Zero interest rate programs are destroying the natural balance between stock and bond markets, and that will have some very painful results down the road. First, stocks will rise too high, possibly way too high. And then stocks will collapse. Instead of helping the economy, zero interest rates will have set the stage for an even bigger contraction. It will once again raise questions about the role of central banking. My take is this: as long as central bankers cannot forecast next month’s weather they should not try to manipulate next years’ climate. More on that on another occasion.
Let’s have our look at the Nasdaq chart (click for larger image):
The recent correction found support at the 4500 level, the July highs, and is now closing in on new highs for the year. Technically the Earl indicator has turned up, but the slower Earl2 is hesitating. It is still a rather mixed picture and we could be setting up some new bearish divergences on this rally. Time will tell.

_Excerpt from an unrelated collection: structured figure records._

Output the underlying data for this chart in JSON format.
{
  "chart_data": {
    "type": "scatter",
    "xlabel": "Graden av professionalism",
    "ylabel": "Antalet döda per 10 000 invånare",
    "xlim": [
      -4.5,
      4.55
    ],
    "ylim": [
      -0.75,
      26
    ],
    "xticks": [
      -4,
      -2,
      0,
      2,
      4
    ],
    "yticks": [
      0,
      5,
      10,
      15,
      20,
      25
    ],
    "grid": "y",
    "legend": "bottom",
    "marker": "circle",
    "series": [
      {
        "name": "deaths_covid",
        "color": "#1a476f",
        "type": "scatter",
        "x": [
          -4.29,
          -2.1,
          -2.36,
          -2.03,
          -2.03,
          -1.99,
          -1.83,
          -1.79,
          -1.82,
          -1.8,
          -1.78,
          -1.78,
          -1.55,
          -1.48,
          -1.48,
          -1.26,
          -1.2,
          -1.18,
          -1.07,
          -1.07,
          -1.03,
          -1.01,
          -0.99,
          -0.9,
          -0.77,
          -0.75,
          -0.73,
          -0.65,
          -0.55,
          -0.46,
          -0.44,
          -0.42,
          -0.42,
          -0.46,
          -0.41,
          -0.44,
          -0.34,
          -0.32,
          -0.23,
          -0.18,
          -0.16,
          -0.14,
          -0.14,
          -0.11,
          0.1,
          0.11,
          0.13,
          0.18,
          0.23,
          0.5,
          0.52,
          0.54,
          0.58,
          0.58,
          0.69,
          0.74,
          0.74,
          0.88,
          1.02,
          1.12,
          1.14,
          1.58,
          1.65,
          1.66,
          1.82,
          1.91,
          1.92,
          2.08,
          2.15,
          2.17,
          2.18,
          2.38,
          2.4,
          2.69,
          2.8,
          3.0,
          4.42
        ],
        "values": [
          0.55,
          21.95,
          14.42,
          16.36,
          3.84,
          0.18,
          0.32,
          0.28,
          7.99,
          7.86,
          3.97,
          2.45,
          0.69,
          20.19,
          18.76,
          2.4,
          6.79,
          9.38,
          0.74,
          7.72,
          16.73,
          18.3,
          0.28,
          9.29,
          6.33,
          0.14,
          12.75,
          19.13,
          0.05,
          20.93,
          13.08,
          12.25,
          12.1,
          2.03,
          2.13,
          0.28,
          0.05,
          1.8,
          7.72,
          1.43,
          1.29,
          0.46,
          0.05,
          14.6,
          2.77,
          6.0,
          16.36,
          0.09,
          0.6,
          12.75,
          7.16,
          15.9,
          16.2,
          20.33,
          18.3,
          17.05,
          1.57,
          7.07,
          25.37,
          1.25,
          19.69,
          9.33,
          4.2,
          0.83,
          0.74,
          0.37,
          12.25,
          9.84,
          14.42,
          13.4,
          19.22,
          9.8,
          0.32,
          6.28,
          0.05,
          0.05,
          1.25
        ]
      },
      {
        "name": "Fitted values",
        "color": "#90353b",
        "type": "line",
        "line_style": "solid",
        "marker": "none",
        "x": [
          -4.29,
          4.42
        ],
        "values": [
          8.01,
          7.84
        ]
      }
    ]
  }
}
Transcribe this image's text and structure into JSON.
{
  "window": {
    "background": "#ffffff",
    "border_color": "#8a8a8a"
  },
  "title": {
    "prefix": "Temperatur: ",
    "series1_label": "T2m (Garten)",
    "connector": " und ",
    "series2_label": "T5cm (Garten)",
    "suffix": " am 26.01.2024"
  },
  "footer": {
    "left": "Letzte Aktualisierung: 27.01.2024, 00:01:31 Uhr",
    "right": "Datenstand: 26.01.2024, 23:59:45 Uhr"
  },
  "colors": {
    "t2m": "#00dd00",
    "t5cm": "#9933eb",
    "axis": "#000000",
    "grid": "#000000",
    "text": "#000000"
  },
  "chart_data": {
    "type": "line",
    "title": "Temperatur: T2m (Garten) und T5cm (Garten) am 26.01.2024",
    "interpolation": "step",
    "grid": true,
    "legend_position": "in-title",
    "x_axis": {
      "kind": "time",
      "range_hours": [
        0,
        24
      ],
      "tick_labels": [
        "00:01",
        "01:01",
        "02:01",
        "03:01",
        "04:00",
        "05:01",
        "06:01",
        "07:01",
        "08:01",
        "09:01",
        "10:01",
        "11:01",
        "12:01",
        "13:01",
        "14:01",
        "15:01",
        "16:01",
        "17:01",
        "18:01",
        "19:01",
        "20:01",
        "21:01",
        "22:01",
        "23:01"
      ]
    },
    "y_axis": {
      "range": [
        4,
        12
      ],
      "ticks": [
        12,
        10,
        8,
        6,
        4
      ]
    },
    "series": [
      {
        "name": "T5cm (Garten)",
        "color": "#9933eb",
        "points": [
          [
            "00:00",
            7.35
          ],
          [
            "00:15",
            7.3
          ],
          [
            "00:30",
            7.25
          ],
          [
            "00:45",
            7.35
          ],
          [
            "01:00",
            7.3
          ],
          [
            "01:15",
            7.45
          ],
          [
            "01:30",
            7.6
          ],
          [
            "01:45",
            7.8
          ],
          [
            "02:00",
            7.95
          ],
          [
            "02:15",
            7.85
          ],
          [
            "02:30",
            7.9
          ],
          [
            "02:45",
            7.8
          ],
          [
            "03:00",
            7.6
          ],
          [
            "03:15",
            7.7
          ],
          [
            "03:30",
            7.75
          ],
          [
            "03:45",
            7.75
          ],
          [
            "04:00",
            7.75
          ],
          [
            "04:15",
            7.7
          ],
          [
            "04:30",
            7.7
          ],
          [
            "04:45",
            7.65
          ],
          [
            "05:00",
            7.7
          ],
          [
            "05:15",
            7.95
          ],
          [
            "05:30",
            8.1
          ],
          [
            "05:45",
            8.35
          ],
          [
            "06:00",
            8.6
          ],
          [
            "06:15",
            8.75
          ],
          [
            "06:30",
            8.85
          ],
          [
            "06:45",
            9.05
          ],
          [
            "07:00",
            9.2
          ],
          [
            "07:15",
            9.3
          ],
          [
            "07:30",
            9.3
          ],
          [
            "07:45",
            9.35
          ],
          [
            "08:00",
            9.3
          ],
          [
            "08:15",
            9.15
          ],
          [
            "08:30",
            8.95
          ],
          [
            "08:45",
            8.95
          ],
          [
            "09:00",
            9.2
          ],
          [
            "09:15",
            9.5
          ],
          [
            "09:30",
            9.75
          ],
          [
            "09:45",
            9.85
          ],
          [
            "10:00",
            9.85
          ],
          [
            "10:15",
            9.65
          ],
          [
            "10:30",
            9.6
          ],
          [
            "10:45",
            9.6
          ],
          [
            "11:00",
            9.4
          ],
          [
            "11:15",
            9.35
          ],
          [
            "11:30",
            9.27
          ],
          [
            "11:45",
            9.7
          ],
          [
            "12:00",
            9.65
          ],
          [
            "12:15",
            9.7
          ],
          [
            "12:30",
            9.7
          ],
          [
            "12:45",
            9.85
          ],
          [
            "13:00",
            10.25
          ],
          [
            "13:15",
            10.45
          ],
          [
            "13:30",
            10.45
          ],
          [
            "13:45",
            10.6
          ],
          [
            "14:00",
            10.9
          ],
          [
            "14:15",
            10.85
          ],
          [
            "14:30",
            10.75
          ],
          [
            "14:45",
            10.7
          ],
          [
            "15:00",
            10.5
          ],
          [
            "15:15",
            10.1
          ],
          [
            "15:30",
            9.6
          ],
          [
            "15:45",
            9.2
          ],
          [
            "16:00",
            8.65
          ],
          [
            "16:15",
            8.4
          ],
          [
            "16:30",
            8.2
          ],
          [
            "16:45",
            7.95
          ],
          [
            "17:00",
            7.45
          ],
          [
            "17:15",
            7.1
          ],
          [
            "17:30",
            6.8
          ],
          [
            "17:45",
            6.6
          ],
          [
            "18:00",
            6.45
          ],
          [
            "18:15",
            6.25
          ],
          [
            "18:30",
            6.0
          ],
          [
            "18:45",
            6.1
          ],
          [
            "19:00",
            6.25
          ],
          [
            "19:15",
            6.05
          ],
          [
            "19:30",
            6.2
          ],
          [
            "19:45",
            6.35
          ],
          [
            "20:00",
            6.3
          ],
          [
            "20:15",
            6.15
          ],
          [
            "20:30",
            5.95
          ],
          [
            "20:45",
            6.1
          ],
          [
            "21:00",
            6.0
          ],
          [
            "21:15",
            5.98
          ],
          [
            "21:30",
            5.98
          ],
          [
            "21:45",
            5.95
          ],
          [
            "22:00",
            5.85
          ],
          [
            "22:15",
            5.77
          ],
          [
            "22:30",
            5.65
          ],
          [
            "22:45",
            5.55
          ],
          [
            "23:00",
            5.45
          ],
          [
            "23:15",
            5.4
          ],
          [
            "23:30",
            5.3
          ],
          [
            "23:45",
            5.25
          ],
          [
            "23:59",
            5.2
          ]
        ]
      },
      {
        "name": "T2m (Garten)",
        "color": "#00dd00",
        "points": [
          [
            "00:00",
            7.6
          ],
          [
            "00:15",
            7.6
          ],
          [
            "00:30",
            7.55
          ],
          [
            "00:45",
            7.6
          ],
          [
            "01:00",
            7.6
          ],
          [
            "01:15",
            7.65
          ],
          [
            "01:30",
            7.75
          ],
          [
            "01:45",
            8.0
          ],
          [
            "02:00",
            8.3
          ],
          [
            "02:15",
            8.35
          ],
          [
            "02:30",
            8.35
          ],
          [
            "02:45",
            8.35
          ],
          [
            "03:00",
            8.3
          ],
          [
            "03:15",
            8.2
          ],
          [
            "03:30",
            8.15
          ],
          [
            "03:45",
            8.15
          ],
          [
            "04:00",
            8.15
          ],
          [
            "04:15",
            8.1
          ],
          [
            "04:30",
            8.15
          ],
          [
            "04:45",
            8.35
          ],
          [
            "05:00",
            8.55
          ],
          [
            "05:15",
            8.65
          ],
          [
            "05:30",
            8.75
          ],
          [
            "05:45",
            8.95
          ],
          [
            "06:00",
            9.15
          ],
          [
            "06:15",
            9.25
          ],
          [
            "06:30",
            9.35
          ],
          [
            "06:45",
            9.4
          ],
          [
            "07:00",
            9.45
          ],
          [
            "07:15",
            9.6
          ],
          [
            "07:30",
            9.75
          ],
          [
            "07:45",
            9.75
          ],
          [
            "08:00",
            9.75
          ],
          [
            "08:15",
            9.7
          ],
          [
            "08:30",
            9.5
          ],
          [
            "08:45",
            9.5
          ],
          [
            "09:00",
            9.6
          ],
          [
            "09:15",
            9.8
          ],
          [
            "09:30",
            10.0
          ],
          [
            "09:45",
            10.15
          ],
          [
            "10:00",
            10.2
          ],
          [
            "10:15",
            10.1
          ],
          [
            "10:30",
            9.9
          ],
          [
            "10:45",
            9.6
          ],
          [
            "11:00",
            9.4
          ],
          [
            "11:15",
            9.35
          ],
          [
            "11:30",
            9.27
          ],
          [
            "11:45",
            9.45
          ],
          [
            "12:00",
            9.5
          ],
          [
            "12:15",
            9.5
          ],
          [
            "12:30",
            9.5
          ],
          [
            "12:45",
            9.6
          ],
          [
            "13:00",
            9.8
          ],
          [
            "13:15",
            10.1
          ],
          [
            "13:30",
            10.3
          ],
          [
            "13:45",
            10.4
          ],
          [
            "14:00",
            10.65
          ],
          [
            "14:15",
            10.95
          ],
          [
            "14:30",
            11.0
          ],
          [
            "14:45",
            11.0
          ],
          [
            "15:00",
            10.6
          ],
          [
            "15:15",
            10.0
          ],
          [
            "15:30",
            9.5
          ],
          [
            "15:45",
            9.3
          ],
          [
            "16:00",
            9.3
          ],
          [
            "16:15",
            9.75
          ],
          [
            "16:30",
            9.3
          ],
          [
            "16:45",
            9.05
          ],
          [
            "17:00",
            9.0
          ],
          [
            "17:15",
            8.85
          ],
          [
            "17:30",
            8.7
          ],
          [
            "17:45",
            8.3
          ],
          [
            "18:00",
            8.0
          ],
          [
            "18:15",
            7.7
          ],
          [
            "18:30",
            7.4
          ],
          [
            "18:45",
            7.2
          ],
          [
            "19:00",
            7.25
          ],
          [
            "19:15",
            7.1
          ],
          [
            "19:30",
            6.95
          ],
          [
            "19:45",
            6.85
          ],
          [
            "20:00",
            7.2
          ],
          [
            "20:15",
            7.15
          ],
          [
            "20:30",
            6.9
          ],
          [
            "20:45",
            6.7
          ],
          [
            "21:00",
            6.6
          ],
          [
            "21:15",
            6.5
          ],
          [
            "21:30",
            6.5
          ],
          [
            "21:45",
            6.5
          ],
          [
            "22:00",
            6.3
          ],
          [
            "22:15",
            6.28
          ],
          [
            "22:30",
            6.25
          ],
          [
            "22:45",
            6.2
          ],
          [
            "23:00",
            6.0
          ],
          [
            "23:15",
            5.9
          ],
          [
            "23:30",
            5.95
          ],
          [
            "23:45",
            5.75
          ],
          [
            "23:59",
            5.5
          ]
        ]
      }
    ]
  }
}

We remain in a lunar green period this week. There is room for the Nasdaq to climb to 4700 and then we have to see what happens next. Many observers continue to wait/hope for some kind of correction. But we may not get it. I think there is at least 30% chance that the market will just push higher and climb above 5000 before we get any significant pullback. With September almost over, all eyes will be on October to deliver us the “crash”. That’s what sets the stage for a potential surge.